I have lived my life through fear. This fear manifested itself in my avoidance. I avoided things that made me uncomfortable or that I couldn’t control which meant I avoided life and the many unpredictable experiences it has to offer. Afraid to show my imperfections because I was insecure about them, led me to rely on isolation because it felt right and safe. A certain level of solitude is refreshing in the sense one can come to cleanse the mind and spirit but what I was doing in my isolation was feeding my fears. I was validating my negative cyclical thoughts through partially accurate statements. I became a living example of the self-fulfilling prophecy.
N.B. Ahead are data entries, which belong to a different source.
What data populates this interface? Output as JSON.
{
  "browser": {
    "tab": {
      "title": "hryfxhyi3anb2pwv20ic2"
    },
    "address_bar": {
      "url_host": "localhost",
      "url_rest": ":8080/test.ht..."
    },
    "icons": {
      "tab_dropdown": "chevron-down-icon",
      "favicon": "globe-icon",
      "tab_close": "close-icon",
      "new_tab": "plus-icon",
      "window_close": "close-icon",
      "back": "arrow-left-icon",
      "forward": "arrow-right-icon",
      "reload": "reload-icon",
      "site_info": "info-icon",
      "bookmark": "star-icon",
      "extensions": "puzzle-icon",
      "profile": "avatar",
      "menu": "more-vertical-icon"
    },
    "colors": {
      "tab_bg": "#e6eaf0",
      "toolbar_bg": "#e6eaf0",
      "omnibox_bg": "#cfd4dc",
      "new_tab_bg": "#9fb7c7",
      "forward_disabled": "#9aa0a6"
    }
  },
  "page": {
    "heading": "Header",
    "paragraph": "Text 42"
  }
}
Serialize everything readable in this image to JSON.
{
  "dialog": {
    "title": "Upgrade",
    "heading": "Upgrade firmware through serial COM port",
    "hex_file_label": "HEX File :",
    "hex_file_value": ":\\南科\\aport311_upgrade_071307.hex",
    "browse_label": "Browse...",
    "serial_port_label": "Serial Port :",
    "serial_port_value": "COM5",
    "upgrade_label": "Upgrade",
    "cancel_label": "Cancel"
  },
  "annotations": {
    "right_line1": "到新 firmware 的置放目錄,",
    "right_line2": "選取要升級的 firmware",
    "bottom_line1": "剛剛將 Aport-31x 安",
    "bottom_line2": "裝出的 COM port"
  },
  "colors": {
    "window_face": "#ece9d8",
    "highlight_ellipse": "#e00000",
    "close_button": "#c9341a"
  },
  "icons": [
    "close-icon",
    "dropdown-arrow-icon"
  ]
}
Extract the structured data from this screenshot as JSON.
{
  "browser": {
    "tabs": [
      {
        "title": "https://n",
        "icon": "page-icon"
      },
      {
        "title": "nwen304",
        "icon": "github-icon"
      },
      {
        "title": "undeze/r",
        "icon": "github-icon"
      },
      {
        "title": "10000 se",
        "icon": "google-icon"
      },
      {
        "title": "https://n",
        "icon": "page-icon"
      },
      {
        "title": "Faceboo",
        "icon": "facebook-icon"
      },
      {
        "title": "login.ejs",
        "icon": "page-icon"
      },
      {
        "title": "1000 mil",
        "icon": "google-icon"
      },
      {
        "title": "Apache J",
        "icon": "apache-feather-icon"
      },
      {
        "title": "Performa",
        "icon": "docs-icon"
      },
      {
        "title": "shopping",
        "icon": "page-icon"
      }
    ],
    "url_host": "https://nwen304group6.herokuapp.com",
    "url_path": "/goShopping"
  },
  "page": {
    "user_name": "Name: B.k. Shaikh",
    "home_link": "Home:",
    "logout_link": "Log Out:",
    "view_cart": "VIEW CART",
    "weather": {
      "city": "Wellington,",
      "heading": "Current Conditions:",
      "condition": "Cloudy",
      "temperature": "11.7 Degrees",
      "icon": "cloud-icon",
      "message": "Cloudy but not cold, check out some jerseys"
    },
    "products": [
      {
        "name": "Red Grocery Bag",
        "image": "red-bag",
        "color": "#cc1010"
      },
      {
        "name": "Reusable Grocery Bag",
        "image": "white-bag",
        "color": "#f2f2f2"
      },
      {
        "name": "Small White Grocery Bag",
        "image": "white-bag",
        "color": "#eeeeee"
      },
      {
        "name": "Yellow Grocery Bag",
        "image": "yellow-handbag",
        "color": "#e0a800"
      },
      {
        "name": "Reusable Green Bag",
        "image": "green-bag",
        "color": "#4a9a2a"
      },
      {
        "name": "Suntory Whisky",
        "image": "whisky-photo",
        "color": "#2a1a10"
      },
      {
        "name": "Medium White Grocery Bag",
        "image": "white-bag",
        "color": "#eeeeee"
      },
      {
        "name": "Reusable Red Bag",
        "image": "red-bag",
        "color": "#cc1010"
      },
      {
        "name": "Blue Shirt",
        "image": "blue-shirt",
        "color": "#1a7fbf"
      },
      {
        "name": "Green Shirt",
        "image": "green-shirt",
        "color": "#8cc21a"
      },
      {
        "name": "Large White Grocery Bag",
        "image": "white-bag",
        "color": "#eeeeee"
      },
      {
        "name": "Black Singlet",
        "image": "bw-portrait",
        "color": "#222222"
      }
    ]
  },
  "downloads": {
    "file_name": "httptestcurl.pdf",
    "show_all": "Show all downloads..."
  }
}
I didn’t have friends because they wouldn’t love me in my mind but in reality, I never let them in far enough to love me and I kept them all at a distance.
I sat continuously for multiple hours for years thinking about what went wrong and what I could have done differently instead of doing something about it. Pain and regret became emotions that I felt comfortable with rather than affection, love, and even human touch. In my interactions with others, I radiate energy, love, and positivity and I do/did that to keep people at a distance. What I didn’t come to understand until lately is that I have been projecting out all of the love and energy that I needed inside my own inner being. My soul has longed for relationships that are fulfilling and reciprocated. I just haven’t wanted to get hurt and in protecting myself, I was only hurting myself. Funny how things seem rational but really aren’t. Afraid of not being able to control the reactions of others and their judgments made me apprehensive to trust and open up. Really though, I have not been able to open up to myself and allow me to love and appreciate everything I have been through without judgment and condemnation. I placed blame, guilt, and shame on things which led to a deep seeded level of self-hatred that only I was fueling.
Tired of knowing that there is more to life but not being able to locate my joy and passion amongst my rational mind, I came upon the idea of laughing for no reason. When I intellectualized going to Laughter Yoga conference, all I kept thinking to myself was ‘I have nothing to laugh about’. However, I knew I had to do this for myself. I kept my anxieties at bay by reassuring myself that I would never see these people again and that it would be okay to be myself. Now that I have had this experience, I want just the opposite. I want to be involved in this movement of love, laughter, and peace, especially since it has brought my own life those essential components.
I know I used to love to laugh and I know I love to make others laugh, so I went to a Laughter Yoga conference where I came to understand a great deal more than my body and soul needed to laugh more often. I had placed myself in a situation in which I didn’t know what to expect, uncomfortable with sharing my emotions, being touched, or with group social interactions and blossomed to a new level of understanding and compassion for myself and the capacity of others to accept me. I gave others the opportunity to love me for who I am and in turn was able to love myself a bit more. After releasing my inhibitions I was able to feel for the first time in what seems forever, love and acceptance towards myself and others.
Laughter Yoga has provided me with an outlet for all of my emotions to flow in accordance with one another in harmony without judgment of myself or others. I have been able to let go of some of my insecurities and genuinely laugh. My perspective on life has changed and is constantly evolving, especially with a new creative and positive frame of reference gained through the Laughter Yoga experience itself. I want to thank my rational mind for not talking me out of this life – changing conference and for each and every one of you who joined me in laughing and bringing about such a wonderful movement in my life and in the lives’ of all those we will reach.